Fraser affordable housing complex looks for way to fund mold remediation
August 1, 2008
The Fox Run Holdings Inc., the general partner of workforce housing units in Fraser, is searching for ways to remediate mold contamination costing the project money it doesn’t have.
Discovering mold in various crawl spaces of the 64-unit housing project this spring led Fox Run management to allow tenants to break leases and move out if they wished.
As many as 23 of the units now sit vacant, costing the project a $36,000-plus shortfall in lost rent.
It was found that a total of 26 units have “varied degrees of fungal growth,” including 16 with “minor mold.”

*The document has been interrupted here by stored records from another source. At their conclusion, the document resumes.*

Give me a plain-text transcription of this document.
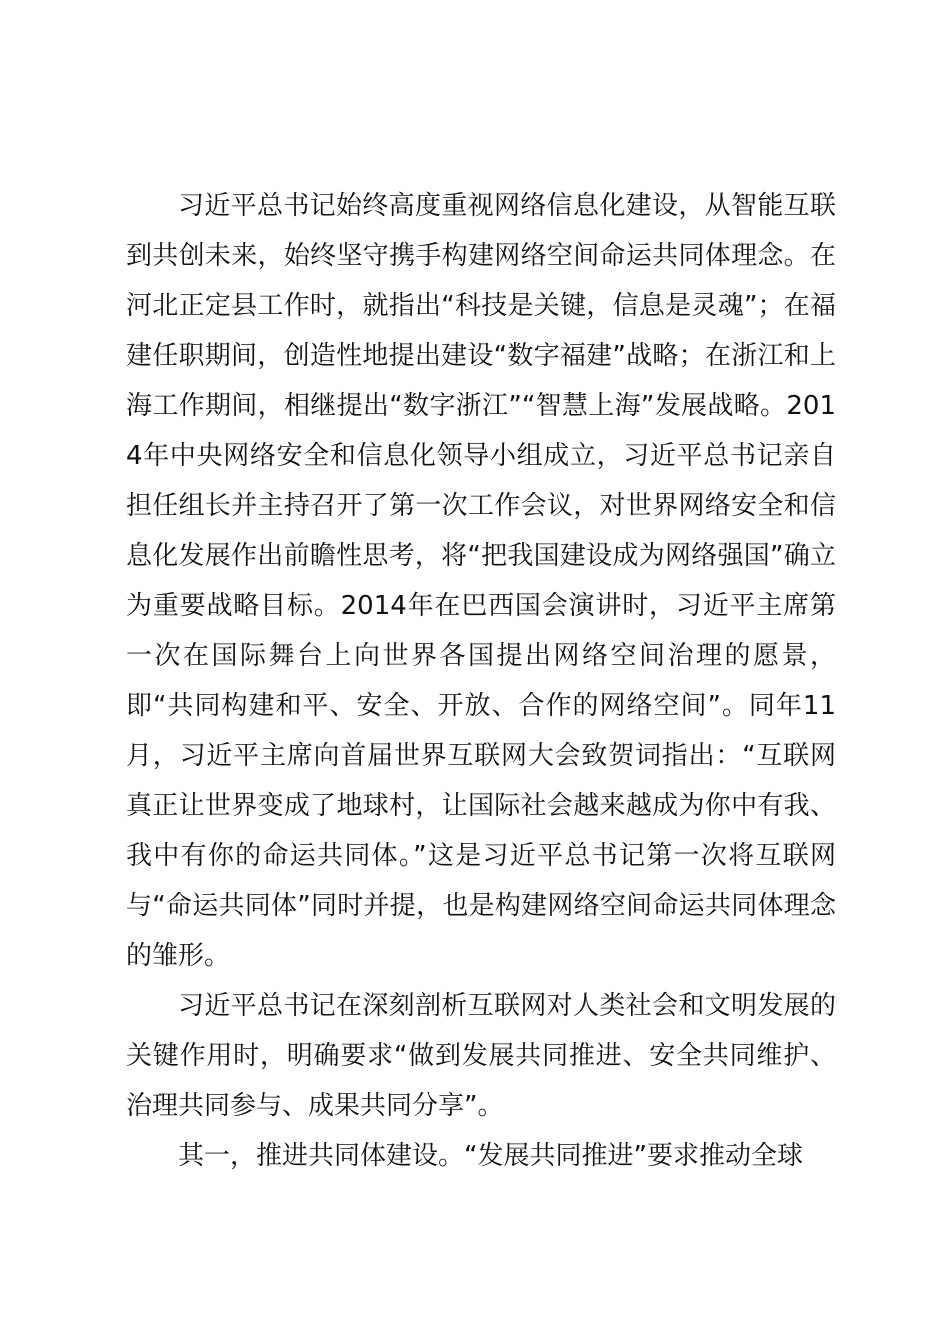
习近平总书记始终高度重视网络信息化建设，从智能互联到共创未来，始终坚守携手构建网络空间命运共同体理念。在河北正定县工作时，就指出“科技是关键，信息是灵魂”；在福建任职期间，创造性地提出建设“数字福建”战略；在浙江和上海工作期间，相继提出“数字浙江”“智慧上海”发展战略。2014年中央网络安全和信息化领导小组成立，习近平总书记亲自担任组长并主持召开了第一次工作会议，对世界网络安全和信息化发展作出前瞻性思考，将“把我国建设成为网络强国”确立为重要战略目标。2014年在巴西国会演讲时，习近平主席第一次在国际舞台上向世界各国提出网络空间治理的愿景，即“共同构建和平、安全、开放、合作的网络空间”。同年11月，习近平主席向首届世界互联网大会致贺词指出：“互联网真正让世界变成了地球村，让国际社会越来越成为你中有我、我中有你的命运共同体。”这是习近平总书记第一次将互联网与“命运共同体”同时并提，也是构建网络空间命运共同体理念的雏形。

习近平总书记在深刻剖析互联网对人类社会和文明发展的关键作用时，明确要求“做到发展共同推进、安全共同维护、治理共同参与、成果共同分享”。

其一，推进共同体建设。“发展共同推进”要求推动全球
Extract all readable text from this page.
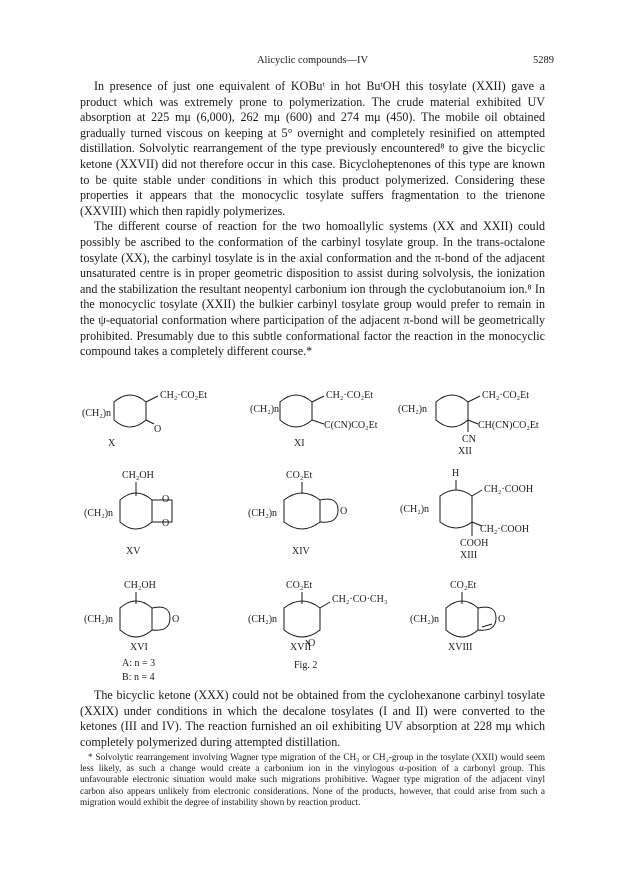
Alicyclic compounds—IV	5289

In presence of just one equivalent of KOBuᵗ in hot BuᵗOH this tosylate (XXII) gave a product which was extremely prone to polymerization. The crude material exhibited UV absorption at 225 mμ (6,000), 262 mμ (600) and 274 mμ (450). The mobile oil obtained gradually turned viscous on keeping at 5° overnight and completely resinified on attempted distillation. Solvolytic rearrangement of the type previously encountered⁸ to give the bicyclic ketone (XXVII) did not therefore occur in this case. Bicycloheptenones of this type are known to be quite stable under conditions in which this product polymerized. Considering these properties it appears that the monocyclic tosylate suffers fragmentation to the trienone (XXVIII) which then rapidly polymerizes.

The different course of reaction for the two homoallylic systems (XX and XXII) could possibly be ascribed to the conformation of the carbinyl tosylate group. In the trans-octalone tosylate (XX), the carbinyl tosylate is in the axial conformation and the π-bond of the adjacent unsaturated centre is in proper geometric disposition to assist during solvolysis, the ionization and the stabilization the resultant neopentyl carbonium ion through the cyclobutanoium ion.⁸ In the monocyclic tosylate (XXII) the bulkier carbinyl tosylate group would prefer to remain in the ψ-equatorial conformation where participation of the adjacent π-bond will be geometrically prohibited. Presumably due to this subtle conformational factor the reaction in the monocyclic compound takes a completely different course.*

CH₂·CO₂Et
(CH₂)n
O
X
CH₂·CO₂Et
(CH₂)n
C(CN)CO₂Et
XI
CH₂·CO₂Et
(CH₂)n
CH(CN)CO₂Et
CN
XII
CH₂OH
O
O
(CH₂)n
XV
CO₂Et
O
(CH₂)n
XIV
H
CH₂·COOH
CH₂·COOH
COOH
(CH₂)n
XIII
CH₂OH
O
(CH₂)n
XVI
A: n = 3
B: n = 4
CO₂Et
CH₂·CO·CH₃
O
(CH₂)n
XVII
CO₂Et
O
(CH₂)n
XVIII
Fig. 2

The bicyclic ketone (XXX) could not be obtained from the cyclohexanone carbinyl tosylate (XXIX) under conditions in which the decalone tosylates (I and II) were converted to the ketones (III and IV). The reaction furnished an oil exhibiting UV absorption at 228 mμ which completely polymerized during attempted distillation.

* Solvolytic rearrangement involving Wagner type migration of the CH₃ or CH₂-group in the tosylate (XXII) would seem less likely, as such a change would create a carbonium ion in the vinylogous α-position of a carbonyl group. This unfavourable electronic situation would make such migrations prohibitive. Wagner type migration of the adjacent vinyl carbon also appears unlikely from electronic considerations. None of the products, however, that could arise from such a migration would exhibit the degree of instability shown by reaction product.
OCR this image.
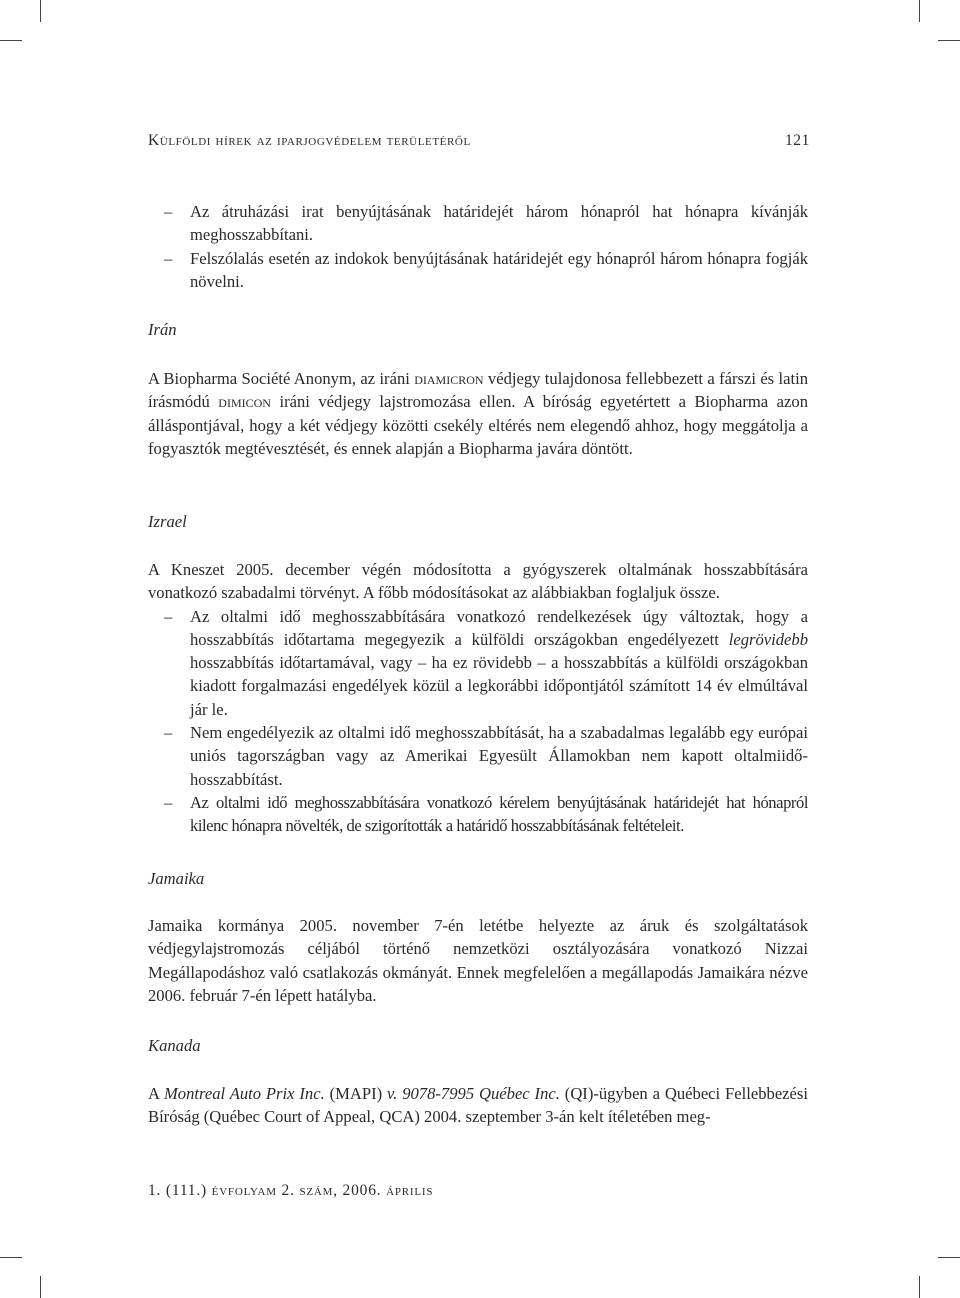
Külföldi hírek az iparjogvédelem területéről	121
– Az átruházási irat benyújtásának határidejét három hónapról hat hónapra kívánják meghosszabbítani.
– Felszólalás esetén az indokok benyújtásának határidejét egy hónapról három hónapra fogják növelni.
Irán

A Biopharma Société Anonym, az iráni diamicron védjegy tulajdonosa fellebbezett a fárszi és latin írásmódú dimicon iráni védjegy lajstromozása ellen. A bíróság egyetértett a Biopharma azon álláspontjával, hogy a két védjegy közötti csekély eltérés nem elegendő ahhoz, hogy meggátolja a fogyasztók megtévesztését, és ennek alapján a Biopharma javára döntött.

Izrael

A Kneszet 2005. december végén módosította a gyógyszerek oltalmának hosszabbítására vonatkozó szabadalmi törvényt. A főbb módosításokat az alábbiakban foglaljuk össze.

– Az oltalmi idő meghosszabbítására vonatkozó rendelkezések úgy változtak, hogy a hosszabbítás időtartama megegyezik a külföldi országokban engedélyezett legrövidebb hosszabbítás időtartamával, vagy – ha ez rövidebb – a hosszabbítás a külföldi országokban kiadott forgalmazási engedélyek közül a legkorábbi időpontjától számított 14 év elmúltával jár le.
– Nem engedélyezik az oltalmi idő meghosszabbítását, ha a szabadalmas legalább egy európai uniós tagországban vagy az Amerikai Egyesült Államokban nem kapott oltalmiidő-hosszabbítást.
– Az oltalmi idő meghosszabbítására vonatkozó kérelem benyújtásának határidejét hat hónapról kilenc hónapra növelték, de szigorították a határidő hosszabbításának feltételeit.
Jamaika

Jamaika kormánya 2005. november 7-én letétbe helyezte az áruk és szolgáltatások védjegylajstromozás céljából történő nemzetközi osztályozására vonatkozó Nizzai Megállapodáshoz való csatlakozás okmányát. Ennek megfelelően a megállapodás Jamaikára nézve 2006. február 7-én lépett hatályba.

Kanada

A Montreal Auto Prix Inc. (MAPI) v. 9078-7995 Québec Inc. (QI)-ügyben a Québeci Fellebbezési Bíróság (Québec Court of Appeal, QCA) 2004. szeptember 3-án kelt ítéletében meg-

1. (111.) évfolyam 2. szám, 2006. április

Fox Run board members are using a $30,000 Grand County Housing Authority grant toward clean-up efforts. The board’s immediate goal is to mitigate those with mold to a lesser-degree and make them safe to rent to aid the project’s cash flow.
In July 14 minutes from a special board meeting on the issue, the Fox Run board stated it has a draft of a release form for tenants to sign relieving the housing authority board and Fox Run of any liability.
“The only units that will be left vacant are those that have major mold,” the minutes state.
In all, complete remediation of all mold-affected units is estimated to cost $92,851, according to Housing Authority Executive Director Jim Sheehan. To permanently fix the problem so that is does not return, meaning attention to drainage and more advanced ways to keep water out of unit crawl spaces, that estimate jumps closer to $262,000.
“We put sump pumps in units last May to help keep the water from collecting in the crawl spaces,” Sheehan said.
It was hoped a Colorado USDA Rural Development grant would come through to help cover the cost of a permanent fix to the mold problem, but no funds were granted, according to Sheehan.
Fox Run board members have been looking to the project’s limited funding partner, Housing Outreach Fund, for a safety net.
Housing Outreach invested nearly one-third of the cost of the project when it was built , around $2 million, with limited ownership interest for a 15 year period. By doing so, the limited partner gained tax credits for building affordable housing.
“We’re still working with the funding partners (The project’s mortgage lender Colorado Housing and Finance Authority, the Colorado Division of Housing and Housing Outreach), hoping they can step up to the plate and help us deal with this,” Sheehan said.
A Colorado Division of Housing Community Development block grant was key to the $7.3 million project when it was built, allowing it to keep rents below market value.
As much as $3.4 million is still owed on the 6-year-old project.
The Fox Run board is contemplating refinancing to help open up funds.
The board also plans to meet with the towns of Winter Park and Fraser, Grand County and Winter Park Resort for other solutions.
Aggravation of drainage issues may point to snow storage on Wapiti Drive on the hill above Fox Run buildings.
“If we had our druthers, the (Fox Run) project would be sitting on a different site with perfect drainage,” Sheehan said.